Solve differential equation $(x^2-y^2+2x-y)dx+(x^2-y^2+x-2y)dy=0$ Solve the differential equation: $(x^2-y^2+2x-y)dx+(x^2-y^2+x-2y)dy=0$.
My attempt :
I factored and did some calculation to get $ dx+dy+\dfrac{xdx-ydy}{(x-y)(x+y+1)}=0.$
I am stuck after it . It could have been a lot easier if there were $xdy-ydx$. Will  partial fraction decomposition work here ?
 A: Let
\begin{equation}
\begin{split}
x+y =z\\
x-y =\widetilde{z}
\end{split}
\end{equation}
Using this substitution, the differential equation you posted can be written as
\begin{equation}
\begin{split}
\left(z \widetilde{z}+ \widetilde{z} \right) \mathrm{d} z = -\frac{1}{2}\left( z \mathrm{d}\widetilde{z}+\widetilde{z} \mathrm{d}z\right)
\end{split}
\end{equation}
By just adding $-x\mathrm{d} x+ y\mathrm{d}y = -\frac{1}{2}\mathrm{d}(x^2-y^2)$ on both sides.
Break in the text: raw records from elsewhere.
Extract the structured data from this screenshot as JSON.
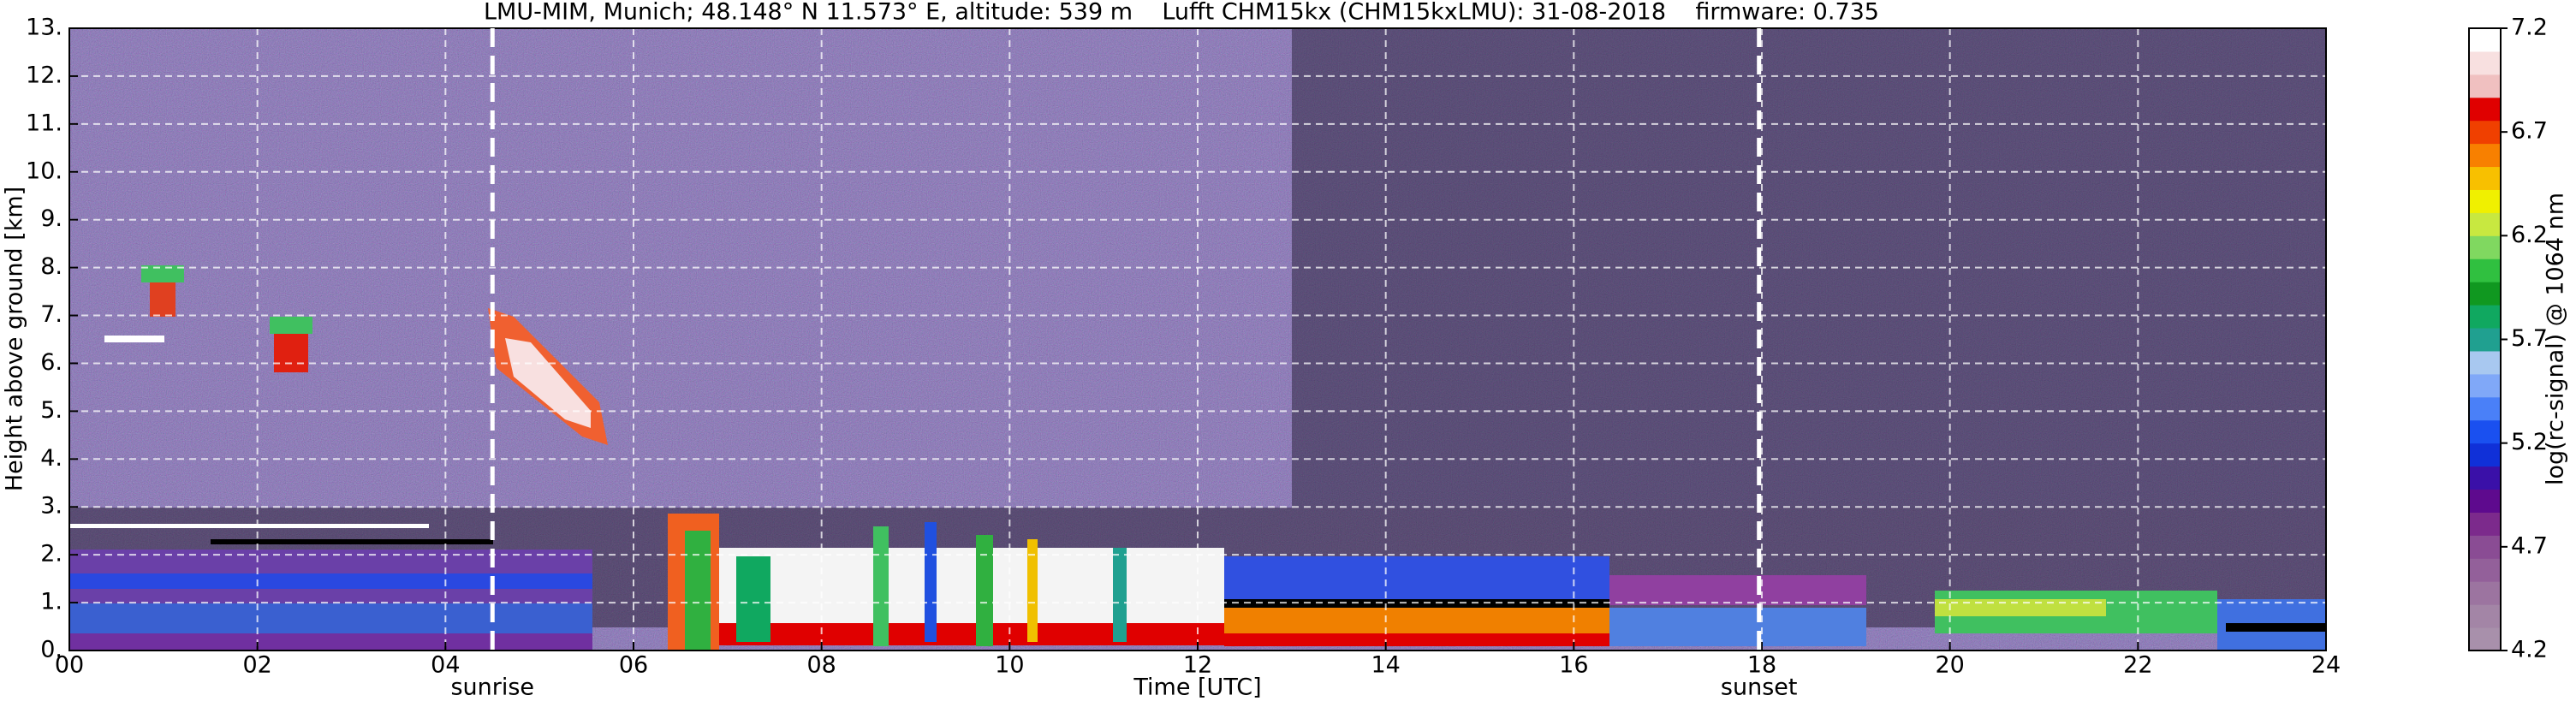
{
  "chart_data": {
    "type": "heatmap",
    "title": "LMU-MIM, Munich; 48.148° N 11.573° E, altitude: 539 m    Lufft CHM15kx (CHM15kxLMU): 31-08-2018    firmware: 0.735",
    "xlabel": "Time [UTC]",
    "ylabel": "Height above ground [km]",
    "xlim": [
      0,
      24
    ],
    "xticks": [
      {
        "value": 0,
        "label": "00"
      },
      {
        "value": 2,
        "label": "02"
      },
      {
        "value": 4,
        "label": "04"
      },
      {
        "value": 6,
        "label": "06"
      },
      {
        "value": 8,
        "label": "08"
      },
      10,
      12,
      14,
      16,
      18,
      20,
      22,
      24
    ],
    "ylim": [
      0,
      13
    ],
    "yticks": [
      {
        "value": 0,
        "label": "0."
      },
      {
        "value": 1,
        "label": "1."
      },
      {
        "value": 2,
        "label": "2."
      },
      {
        "value": 3,
        "label": "3."
      },
      {
        "value": 4,
        "label": "4."
      },
      {
        "value": 5,
        "label": "5."
      },
      {
        "value": 6,
        "label": "6."
      },
      {
        "value": 7,
        "label": "7."
      },
      {
        "value": 8,
        "label": "8."
      },
      {
        "value": 9,
        "label": "9."
      },
      {
        "value": 10,
        "label": "10."
      },
      {
        "value": 11,
        "label": "11."
      },
      {
        "value": 12,
        "label": "12."
      },
      {
        "value": 13,
        "label": "13."
      }
    ],
    "grid": true,
    "annotations": [
      {
        "x": 4.5,
        "label": "sunrise"
      },
      {
        "x": 17.97,
        "label": "sunset"
      }
    ],
    "colorbar": {
      "label": "log(rc-signal) @ 1064 nm",
      "clim": [
        4.2,
        7.2
      ],
      "ticks": [
        4.2,
        4.7,
        5.2,
        5.7,
        6.2,
        6.7,
        7.2
      ],
      "colors": [
        "#a890ab",
        "#a385a6",
        "#9c74a0",
        "#93609a",
        "#8a4c94",
        "#7c2a8c",
        "#5e0a8e",
        "#3a10a8",
        "#1030d8",
        "#1a50f0",
        "#4a80f8",
        "#80a8f8",
        "#a8c8f0",
        "#20a090",
        "#10a860",
        "#109820",
        "#30c040",
        "#80d860",
        "#c8e840",
        "#f0f000",
        "#f8c000",
        "#f88000",
        "#f04000",
        "#e00000",
        "#f0c0c0",
        "#f8e0e0",
        "#ffffff"
      ]
    }
  }
}
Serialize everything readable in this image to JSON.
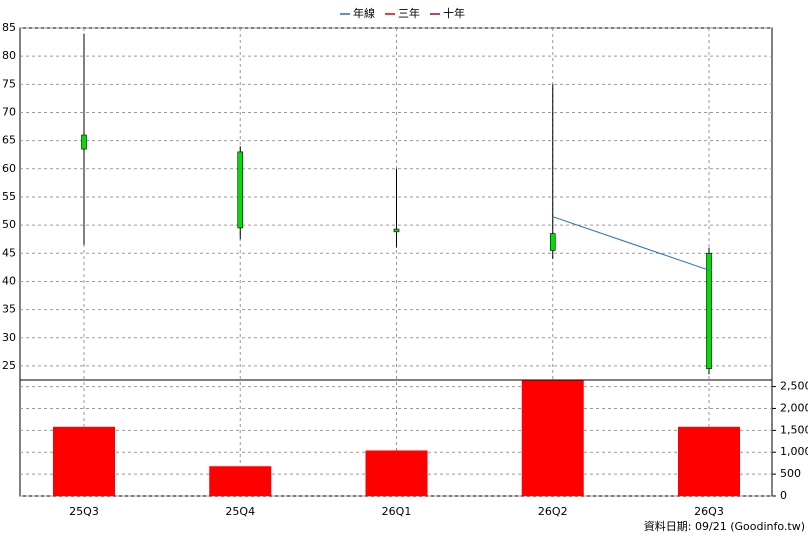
{
  "chart_data": {
    "type": "candlestick",
    "categories": [
      "25Q3",
      "25Q4",
      "26Q1",
      "26Q2",
      "26Q3"
    ],
    "open": [
      66,
      63,
      49.3,
      48.5,
      45
    ],
    "high": [
      84,
      64,
      60,
      75,
      46
    ],
    "low": [
      46.5,
      47.5,
      46,
      44,
      23.5
    ],
    "close": [
      63.5,
      49.5,
      48.8,
      45.5,
      24.5
    ],
    "candle_color": "#00e000",
    "series": [
      {
        "name": "年線",
        "color": "#1f6fc8",
        "values": [
          null,
          null,
          null,
          51.5,
          42
        ]
      },
      {
        "name": "三年",
        "color": "#e00000",
        "values": [
          null,
          null,
          null,
          null,
          null
        ]
      },
      {
        "name": "十年",
        "color": "#a0005a",
        "values": [
          null,
          null,
          null,
          null,
          null
        ]
      }
    ],
    "ylim": [
      22.5,
      85
    ],
    "yticks": [
      25,
      30,
      35,
      40,
      45,
      50,
      55,
      60,
      65,
      70,
      75,
      80,
      85
    ],
    "volume": {
      "type": "bar",
      "color": "#ff0000",
      "values": [
        1580,
        680,
        1040,
        2640,
        1580
      ],
      "y2lim": [
        0,
        2650
      ],
      "y2ticks": [
        0,
        {
          "value": 500,
          "label": "500"
        },
        {
          "value": 1000,
          "label": "1,000"
        },
        {
          "value": 1500,
          "label": "1,500"
        },
        {
          "value": 2000,
          "label": "2,000"
        },
        {
          "value": 2500,
          "label": "2,500"
        }
      ]
    },
    "grid": true,
    "source": "資料日期: 09/21  (Goodinfo.tw)"
  }
}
Now, this resulting equation can be easily solved by simplifying it as
\begin{equation}
\begin{split}
\frac{2}{z}\left(z+\frac{3}{2}\right) \mathrm{d}z = -\frac{\mathrm{d}\widetilde{z}}{\widetilde{z}}
\end{split}
\end{equation}
Giving
\begin{equation}
e^{2 z} z^3 \widetilde{z} = k
\end{equation}
Where $k$ is the integration constant.
Or,
The solution to the differential equation you posed is the solution to equation
$$e^{2(x+y)} (x+y)^3 (x-y) =k$$
A: Hint: make a substitution $u=x+y, v=x-y, uv=x^2-y^2, u+v=2x, u-v=2y$. The new equation is: $(uv+u+v-0.5u+0.5v)(du+dv)+(uv+0.5u+0.5v-u+v)(du-dv)=0$ which simplifies to $v(2u+3)du+udv=0$. This is a separable equation.